L’avocat Joseph Fru Awah a dénoncé, le 3 mars 2026, l’absence de suivi et les conditions de détention des migrants expulsés par les États-Unis vers le Cameroun. Selon ces informations, quinze personnes restent enfermées dans une propriété surveillée en périphérie de Yaoundé, sans aucune perspective d’évolution.
Entre janvier et février 2026, l’administration américaine a expulsé 17 migrants vers le Cameroun : 9 le 14 janvier et 8 le 16 février. Ces personnes ne pouvaient pas être renvoyées directement dans leur pays d’origine en raison de protections judiciaires américaines contre les risques de persécution ou de torture. Les États-Unis ont contourné cette restriction en les transférant vers un État tiers.
Un accès à la défense entravé
Depuis l’arrivée des migrants au Cameroun, l’avocat Fru Awah déclare rencontrer de nombreux obstacles pour les conseiller. Au micro de RFI, il déclare : « Après mon arrestation de quelques heures le 17 février, on m’a interdit l’accès à mes clients », explique-t-il. Il ajoute que les autorités locales exigent désormais qu’il passe par l’Organisation internationale pour les migrations (OIM), agence des Nations unies, avant toute consultation. Selon lui, cette restriction l’empêche de défendre efficacement ses clients, notamment pour demander des protections contre un éventuel renvoi vers leur pays d’origine. « Je dois les voir de façon journalière», souligne-t-il au micro de Lisa Villy.
Un schéma déployé dans plusieurs pays
Le Cameroun n’est pas un cas isolé. Entre septembre et novembre 2025, le Ghana a accueilli près de soixante migrants non ghanéens expulsés par les États-Unis, dont plusieurs bénéficiaient d’une protection judiciaire contre l’expulsion dans leur pays d’origine, selon Refugees International et Human Rights First. En Guinée équatoriale, Malabo a reçu vingt-neuf migrants de pays tiers en novembre 2025, dans un accord négocié parallèlement à des négociations sur les investissements américains dans le secteur gazier, et qui a contribué à la levée des sanctions pour corruption visant le vice-président. Sur vingt-quatre vols de déportation recensés en 2025, douze ont été opérés vers le continent africain, confirmant une stratégie systématique de transfert des responsabilités migratoires.
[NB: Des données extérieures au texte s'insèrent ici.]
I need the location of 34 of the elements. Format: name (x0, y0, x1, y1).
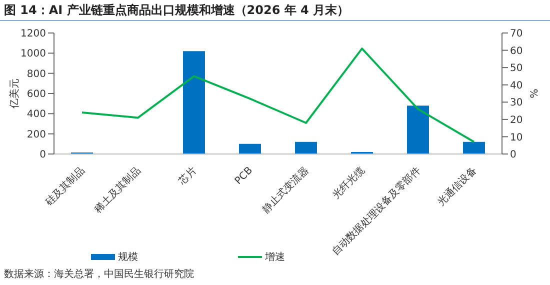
y2-tick-label: 40 (510, 80, 523, 92)
x-tick-label: 光通信设备 (435, 164, 479, 208)
bar (463, 142, 485, 154)
y-tick-label: 600 (26, 89, 46, 100)
x-tick-label: 芯片 (176, 164, 199, 188)
y2-tick-label: 50 (510, 63, 523, 74)
line-series (81, 48, 475, 143)
bar (183, 51, 205, 154)
y-tick-label: 1200 (20, 28, 46, 40)
x-tick-label: 硅及其制品 (42, 164, 87, 210)
y2-axis-title: % (530, 88, 541, 98)
bar (239, 144, 261, 154)
x-tick-label: 静止式变流器 (260, 164, 311, 216)
y2-tick-label: 20 (510, 114, 523, 126)
y-tick-label: 400 (26, 109, 46, 120)
x-tick-label: 光纤光缆 (330, 164, 367, 202)
y2-tick-label: 30 (510, 98, 523, 109)
y2-tick-label: 60 (510, 46, 523, 57)
y-tick-label: 1000 (20, 48, 46, 60)
y-tick-label: 800 (26, 68, 46, 80)
legend-label: 增速 (264, 250, 285, 264)
y2-tick-label: 0 (510, 150, 516, 161)
y-tick-label: 200 (26, 129, 46, 140)
chart-title: 图 14：AI 产业链重点商品出口规模和增速（2026 年 4 月末） (0, 0, 550, 21)
x-tick-label: PCB (233, 165, 256, 188)
legend-label: 规模 (117, 250, 138, 264)
bar (295, 142, 317, 154)
x-tick-label: 稀土及其制品 (92, 164, 143, 216)
bar (407, 106, 429, 154)
source-note: 数据来源：海关总署，中国民生银行研究院 (4, 268, 194, 281)
y2-tick-label: 70 (510, 28, 523, 40)
y2-tick-label: 10 (510, 132, 523, 144)
y-axis-title: 亿美元 (8, 78, 21, 110)
y-tick-label: 0 (40, 150, 46, 161)
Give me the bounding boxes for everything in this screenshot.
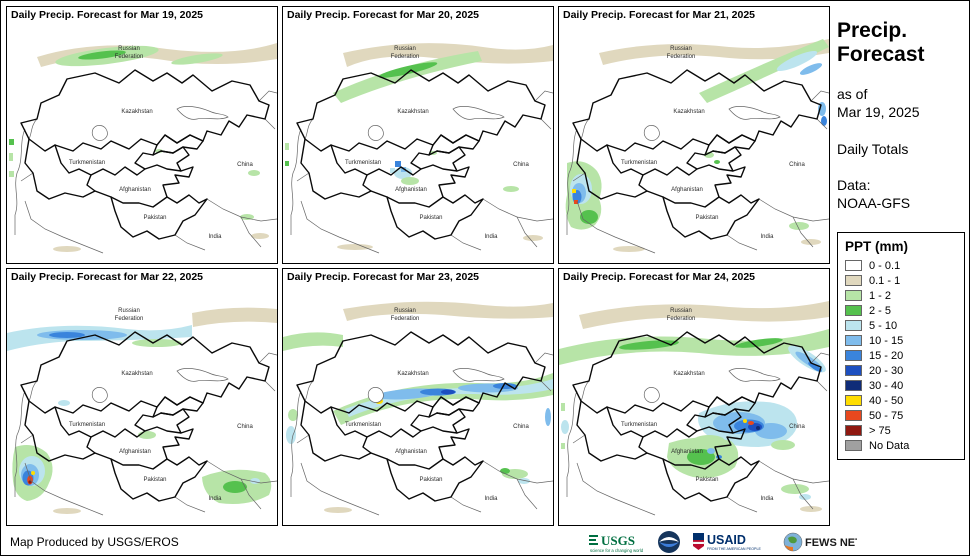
- legend-item: 0.1 - 1: [845, 274, 957, 287]
- legend-item: 40 - 50: [845, 394, 957, 407]
- legend-item: 10 - 15: [845, 334, 957, 347]
- usaid-logo-text: USAID: [707, 533, 746, 547]
- legend-item-label: 50 - 75: [869, 409, 904, 422]
- legend-item: 5 - 10: [845, 319, 957, 332]
- data-source-label: Data:: [837, 176, 871, 193]
- legend-item-label: 10 - 15: [869, 334, 904, 347]
- asof-block: as of Mar 19, 2025: [837, 85, 965, 121]
- legend-items: 0 - 0.1 0.1 - 1 1 - 2 2 - 5 5 - 10 10 - 15 15 …: [845, 259, 957, 452]
- fewsnet-logo-text: FEWS NET: [805, 537, 857, 549]
- legend-item-label: 30 - 40: [869, 379, 904, 392]
- map-canvas-mar22: [7, 307, 277, 516]
- asof-label: as of: [837, 86, 868, 103]
- legend-swatch: [845, 425, 862, 437]
- map-panel-mar23: Daily Precip. Forecast for Mar 23, 2025: [282, 268, 554, 526]
- precip-layer: [559, 301, 829, 512]
- legend-swatch: [845, 440, 862, 452]
- map-canvas-mar20: [285, 43, 553, 254]
- legend-item-label: 15 - 20: [869, 349, 904, 362]
- maps-grid: Daily Precip. Forecast for Mar 19, 2025: [6, 6, 830, 526]
- legend-swatch: [845, 410, 862, 422]
- panel-title: Daily Precip. Forecast for Mar 20, 2025: [287, 9, 480, 21]
- legend-swatch: [845, 380, 862, 392]
- map-panel-mar24: Daily Precip. Forecast for Mar 24, 2025: [558, 268, 830, 526]
- legend-swatch: [845, 395, 862, 407]
- usgs-logo: USGS science for a changing world: [589, 533, 644, 553]
- usgs-logo-text: USGS: [601, 533, 635, 548]
- data-source-value: NOAA-GFS: [837, 195, 911, 212]
- legend-item: 20 - 30: [845, 364, 957, 377]
- map-panel-mar21: Daily Precip. Forecast for Mar 21, 2025: [558, 6, 830, 264]
- usaid-logo-tagline: FROM THE AMERICAN PEOPLE: [707, 547, 761, 551]
- legend-item: 1 - 2: [845, 289, 957, 302]
- legend-swatch: [845, 320, 862, 332]
- panel-title: Daily Precip. Forecast for Mar 24, 2025: [563, 271, 756, 283]
- map-canvas-mar24: [559, 301, 829, 516]
- sidebar-title-line1: Precip.: [837, 19, 908, 42]
- legend-item-label: 5 - 10: [869, 319, 898, 332]
- legend: PPT (mm) 0 - 0.1 0.1 - 1 1 - 2 2 - 5 5 - 10 1…: [837, 232, 965, 461]
- legend-title: PPT (mm): [845, 239, 909, 255]
- legend-item-label: 2 - 5: [869, 304, 892, 317]
- usgs-logo-tagline: science for a changing world: [590, 548, 644, 553]
- legend-swatch: [845, 260, 862, 272]
- legend-item: 30 - 40: [845, 379, 957, 392]
- legend-swatch: [845, 350, 862, 362]
- usaid-shield-top: [693, 533, 704, 540]
- legend-item-label: 20 - 30: [869, 364, 904, 377]
- legend-item: 15 - 20: [845, 349, 957, 362]
- map-panel-mar19: Daily Precip. Forecast for Mar 19, 2025: [6, 6, 278, 264]
- sidebar-title-line2: Forecast: [837, 43, 925, 67]
- legend-item: > 75: [845, 424, 957, 437]
- legend-item-label: 0.1 - 1: [869, 274, 901, 287]
- legend-item-label: No Data: [869, 439, 910, 452]
- panel-title: Daily Precip. Forecast for Mar 23, 2025: [287, 271, 480, 283]
- sidebar-title: Precip. Forecast: [837, 19, 965, 67]
- footer-logos: USGS science for a changing world USAID …: [589, 529, 857, 555]
- usaid-logo: USAID FROM THE AMERICAN PEOPLE: [693, 533, 761, 551]
- map-canvas-mar19: [9, 43, 277, 254]
- noaa-seabird-shape: [659, 537, 679, 542]
- map-panel-mar20: Daily Precip. Forecast for Mar 20, 2025: [282, 6, 554, 264]
- noaa-logo: [658, 531, 680, 553]
- precip-layer: [565, 39, 829, 252]
- legend-item: 50 - 75: [845, 409, 957, 422]
- legend-item-label: 1 - 2: [869, 289, 892, 302]
- legend-item-label: 0 - 0.1: [869, 259, 901, 272]
- legend-swatch: [845, 275, 862, 287]
- legend-swatch: [845, 305, 862, 317]
- legend-swatch: [845, 335, 862, 347]
- fewsnet-logo: FEWS NET: [783, 532, 857, 552]
- attribution: Map Produced by USGS/EROS: [10, 535, 179, 549]
- legend-swatch: [845, 290, 862, 302]
- precip-layer: [7, 307, 277, 514]
- legend-item: 2 - 5: [845, 304, 957, 317]
- legend-swatch: [845, 365, 862, 377]
- panel-title: Daily Precip. Forecast for Mar 21, 2025: [563, 9, 756, 21]
- legend-item: No Data: [845, 439, 957, 452]
- daily-totals-label: Daily Totals: [837, 140, 909, 157]
- sidebar: Precip. Forecast as of Mar 19, 2025 Dail…: [837, 19, 965, 461]
- legend-item-label: > 75: [869, 424, 891, 437]
- panel-title: Daily Precip. Forecast for Mar 22, 2025: [11, 271, 204, 283]
- precip-layer: [9, 43, 277, 252]
- map-canvas-mar21: [565, 39, 829, 254]
- panel-title: Daily Precip. Forecast for Mar 19, 2025: [11, 9, 204, 21]
- legend-item-label: 40 - 50: [869, 394, 904, 407]
- legend-item: 0 - 0.1: [845, 259, 957, 272]
- precip-layer: [283, 301, 553, 513]
- map-canvas-mar23: [283, 301, 553, 516]
- map-panel-mar22: Daily Precip. Forecast for Mar 22, 2025: [6, 268, 278, 526]
- asof-date: Mar 19, 2025: [837, 104, 920, 121]
- data-source-block: Data: NOAA-GFS: [837, 176, 965, 212]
Détention prolongée sans clarté
Parmi les huit derniers arrivés au Cameroun, figurent des Sénégalais, des Sierra Léonais et des Éthiopiens, complétant un groupe composé d’Angolais, de Congolais, de Ghanéens, de Marocains et de Zimbabwéens. Fru Awah explique : « Non seulement ils sont traumatisés, mais ils sont maintenant frustrés par le fait qu’ils sont emprisonnés sans la moindre chance de savoir comment la situation va évoluer. »
L’avocat estime que Selon le droit international, le Cameroun, en tant que pays d’accueil, a l’obligation de protéger ces personnes contre tout renvoi vers des zones où elles risqueraient des représailles. « Dans leur pays natal, ils peuvent être tués et c’est pour cela que les États-Unis ont carrément refusé de les renvoyer chez eux directement. Le Cameroun, maintenant, a l’obligation de les protéger. C’est ça la position du droit international. » a-t-il déclaré. Les autorités camerounaises n’ont pas donné une réponse officielle aux demandes de précisions sur le statut juridique de ces détenus ni sur les conditions de leur prise en charge.